In some cases, there may be a mismatch between the consensus_release_id. Below are the potential reasons for this mismatch:

  • A mismatch in consensus_release_id means that the mixed precision and INT8 leaderboards were evaluated on different dataset versions. A fair comparison between the two leaderboards must be evaluated using the same dataset version. If there is a mismatch, it indicates that the datasets have been updated or changed between evaluations, which can affect the results. The consensus_release_id is highlighted in red if they have a mismatch.
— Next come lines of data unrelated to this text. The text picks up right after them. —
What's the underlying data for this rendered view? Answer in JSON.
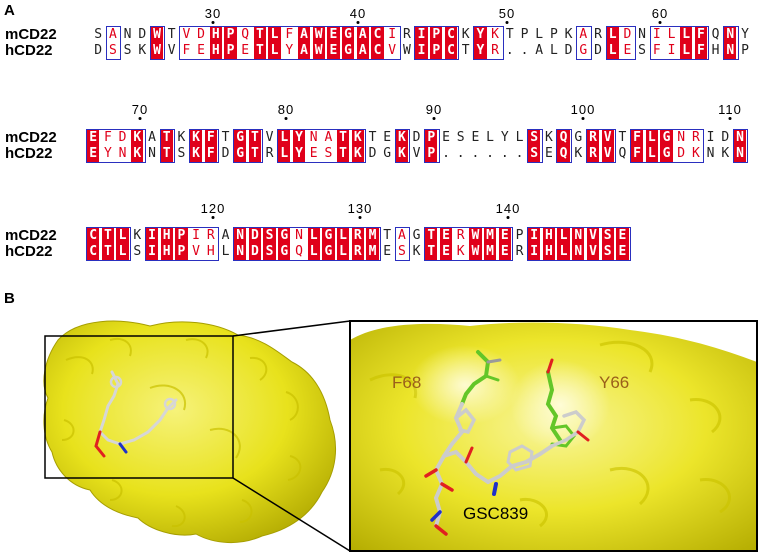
{
  "panels": {
    "a_label": "A",
    "b_label": "B"
  },
  "alignment": {
    "blocks": [
      {
        "ruler": [
          "30",
          "40",
          "50",
          "60"
        ],
        "rows": [
          {
            "name": "mCD22",
            "seq": "SANDWTVDHPQTLFAWEGACIRIPCKYKTPLPKARLDNILLFQNY"
          },
          {
            "name": "hCD22",
            "seq": "DSSKWVFEHPETLYAWEGACVWIPCTYR..ALDGDLESFILFHNP"
          }
        ]
      },
      {
        "ruler": [
          "70",
          "80",
          "90",
          "100",
          "110"
        ],
        "rows": [
          {
            "name": "mCD22",
            "seq": "EFDKATKKFTGTVLYNATKTEKDPESELYLSKQGRVTFLGNRIDN"
          },
          {
            "name": "hCD22",
            "seq": "EYNKNTSKFDGTRLYESTKDGKVP......SEQKRVQFLGDKNKN"
          }
        ]
      },
      {
        "ruler": [
          "120",
          "130",
          "140"
        ],
        "rows": [
          {
            "name": "mCD22",
            "seq": "CTLKIHPIRANDSGNLGLRMTAGTERWMEPIHLNVSE"
          },
          {
            "name": "hCD22",
            "seq": "CTLSIHPVHLNDSGQLGLRMESKTEKWMERIHLNVSE"
          }
        ]
      }
    ]
  },
  "structure": {
    "labels": {
      "f68": "F68",
      "y66": "Y66",
      "ligand": "GSC839"
    },
    "colors": {
      "surface": "#e8e21c",
      "surface_light": "#f4f06a",
      "surface_dark": "#b8b000",
      "residue": "#63c628",
      "label_residue": "#a0661c",
      "ligand_carbon": "#c9c9c9",
      "oxygen": "#e02020",
      "nitrogen": "#1f30c8"
    }
  }
}
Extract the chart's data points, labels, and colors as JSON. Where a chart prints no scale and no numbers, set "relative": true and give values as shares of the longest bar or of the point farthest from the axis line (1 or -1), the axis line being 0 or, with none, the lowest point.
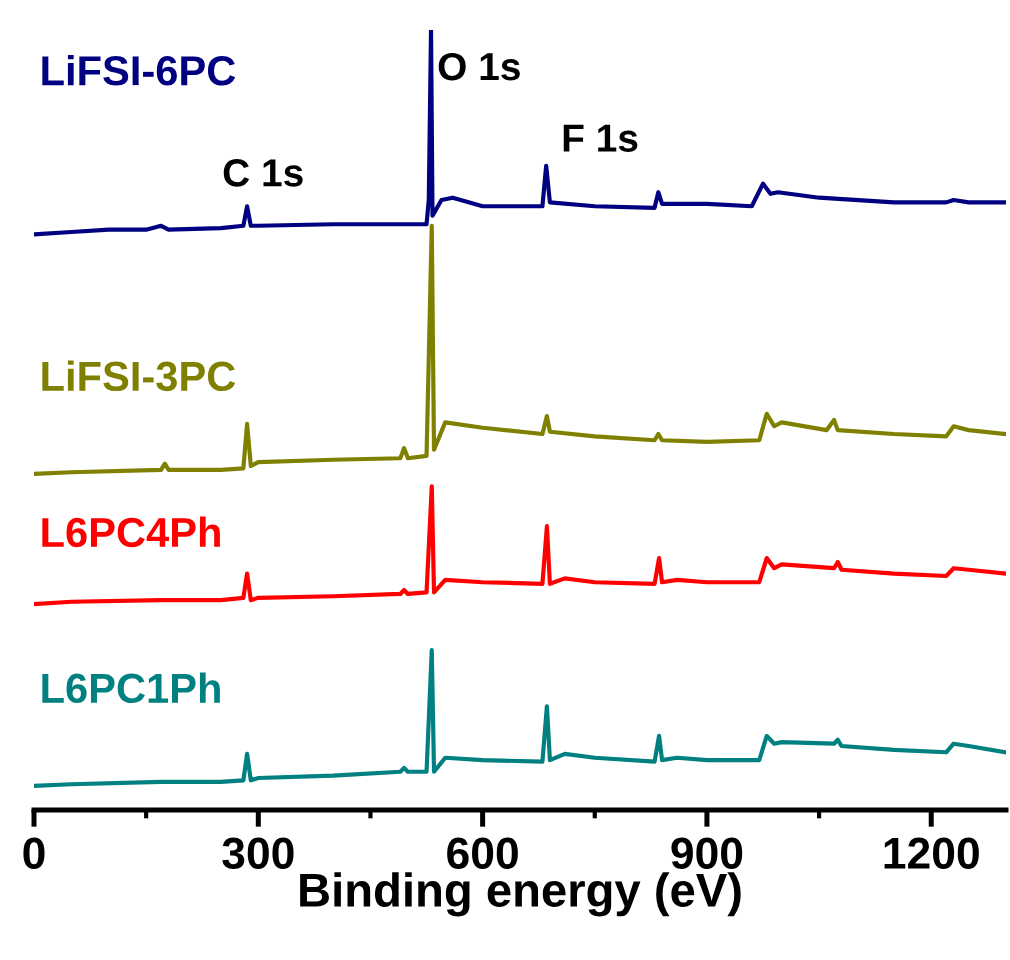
{
  "chart_data": {
    "type": "line",
    "relative": true,
    "xlabel": "Binding energy (eV)",
    "xlim": [
      0,
      1300
    ],
    "xticks": [
      0,
      300,
      600,
      900,
      1200
    ],
    "grid": false,
    "legend": false,
    "marker": "none",
    "line_style": "solid",
    "annotations": [
      {
        "text": "C 1s",
        "x": 285,
        "y": 0.774
      },
      {
        "text": "O 1s",
        "x": 531,
        "y": 1
      },
      {
        "text": "F 1s",
        "x": 685,
        "y": 0.826
      }
    ],
    "series": [
      {
        "name": "LiFSI-6PC",
        "color": "#000080",
        "x": [
          0,
          50,
          100,
          150,
          170,
          180,
          250,
          280,
          285,
          290,
          300,
          400,
          500,
          525,
          528,
          531,
          533,
          545,
          560,
          600,
          680,
          685,
          690,
          750,
          830,
          835,
          840,
          900,
          960,
          975,
          985,
          995,
          1050,
          1150,
          1220,
          1230,
          1250,
          1300
        ],
        "values": [
          0.738,
          0.741,
          0.744,
          0.744,
          0.749,
          0.744,
          0.746,
          0.749,
          0.774,
          0.749,
          0.749,
          0.751,
          0.751,
          0.751,
          0.782,
          1,
          0.762,
          0.782,
          0.785,
          0.774,
          0.774,
          0.826,
          0.779,
          0.774,
          0.772,
          0.792,
          0.777,
          0.777,
          0.774,
          0.803,
          0.79,
          0.792,
          0.785,
          0.779,
          0.779,
          0.782,
          0.779,
          0.779
        ]
      },
      {
        "name": "LiFSI-3PC",
        "color": "#808000",
        "x": [
          0,
          50,
          170,
          175,
          180,
          250,
          280,
          285,
          290,
          300,
          400,
          490,
          495,
          500,
          525,
          532,
          535,
          550,
          600,
          680,
          686,
          690,
          750,
          830,
          835,
          840,
          900,
          970,
          980,
          990,
          1000,
          1060,
          1070,
          1075,
          1150,
          1220,
          1230,
          1250,
          1300
        ],
        "values": [
          0.431,
          0.433,
          0.436,
          0.444,
          0.436,
          0.436,
          0.438,
          0.495,
          0.441,
          0.446,
          0.449,
          0.451,
          0.464,
          0.451,
          0.454,
          0.749,
          0.462,
          0.497,
          0.49,
          0.482,
          0.505,
          0.485,
          0.479,
          0.474,
          0.482,
          0.474,
          0.472,
          0.474,
          0.508,
          0.492,
          0.497,
          0.487,
          0.5,
          0.487,
          0.482,
          0.479,
          0.492,
          0.487,
          0.482
        ]
      },
      {
        "name": "L6PC4Ph",
        "color": "#ff0000",
        "x": [
          0,
          50,
          170,
          250,
          280,
          285,
          290,
          300,
          400,
          490,
          495,
          500,
          525,
          532,
          535,
          550,
          600,
          680,
          686,
          690,
          710,
          750,
          830,
          836,
          840,
          860,
          900,
          970,
          980,
          990,
          1000,
          1070,
          1075,
          1080,
          1150,
          1220,
          1230,
          1250,
          1300
        ],
        "values": [
          0.264,
          0.267,
          0.269,
          0.269,
          0.272,
          0.303,
          0.269,
          0.272,
          0.274,
          0.277,
          0.282,
          0.277,
          0.279,
          0.415,
          0.279,
          0.295,
          0.292,
          0.29,
          0.364,
          0.29,
          0.297,
          0.292,
          0.29,
          0.323,
          0.292,
          0.295,
          0.292,
          0.292,
          0.323,
          0.31,
          0.315,
          0.31,
          0.318,
          0.308,
          0.303,
          0.3,
          0.31,
          0.308,
          0.303
        ]
      },
      {
        "name": "L6PC1Ph",
        "color": "#008080",
        "x": [
          0,
          50,
          170,
          250,
          280,
          285,
          290,
          300,
          400,
          490,
          495,
          500,
          525,
          532,
          535,
          550,
          600,
          680,
          686,
          690,
          710,
          750,
          830,
          836,
          840,
          860,
          900,
          970,
          980,
          990,
          1000,
          1070,
          1075,
          1080,
          1150,
          1220,
          1230,
          1250,
          1300
        ],
        "values": [
          0.031,
          0.033,
          0.036,
          0.036,
          0.038,
          0.072,
          0.038,
          0.041,
          0.044,
          0.049,
          0.054,
          0.049,
          0.049,
          0.205,
          0.049,
          0.067,
          0.064,
          0.062,
          0.133,
          0.064,
          0.072,
          0.067,
          0.062,
          0.095,
          0.064,
          0.067,
          0.064,
          0.064,
          0.095,
          0.085,
          0.087,
          0.085,
          0.09,
          0.082,
          0.077,
          0.074,
          0.085,
          0.082,
          0.074
        ]
      }
    ]
  }
}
  • Each time the dataset is updated—whether through the addition of new labeled images, label updates, or the deletion of labeled images—a new consensus_release_id is generated. Since model evaluations occur asynchronously in a distributed environment, we cannot guarantee that all models will be evaluated simultaneously. Eventually, both leaderboards will align with the same consensus_release_id, but there may be a period where one is updated before the other. The timing of these updates depends entirely on how frequently the dataset changes.

The ‘Show Subjects’ button toggles the display of output subject statistics when there is more than one Output Subject.

 

Values displayed are based on the T4 GPU.

Leaderboard Updates when:

  1. Evaluation metric changes - release metric, any threshold.

  2. Whenever a different model (newly trained or older trained) enters the leaderboard of the top N models.

  3. A new consensus has been released.

Below the Leaderboard tab, the following information is displayed:

Consensus_release_ID and time of the latest release (Consensus_release_time).

The time when the Leaderboard last synced (Leaderboard_time).

Benefits of the Leaderboard feature

  1. Quickly compare top models on key performance metrics.

  2. Monitor improvements from ongoing model training.

  3. Identify best versions for production deployment.

  4. See the model performance on each output subject individually.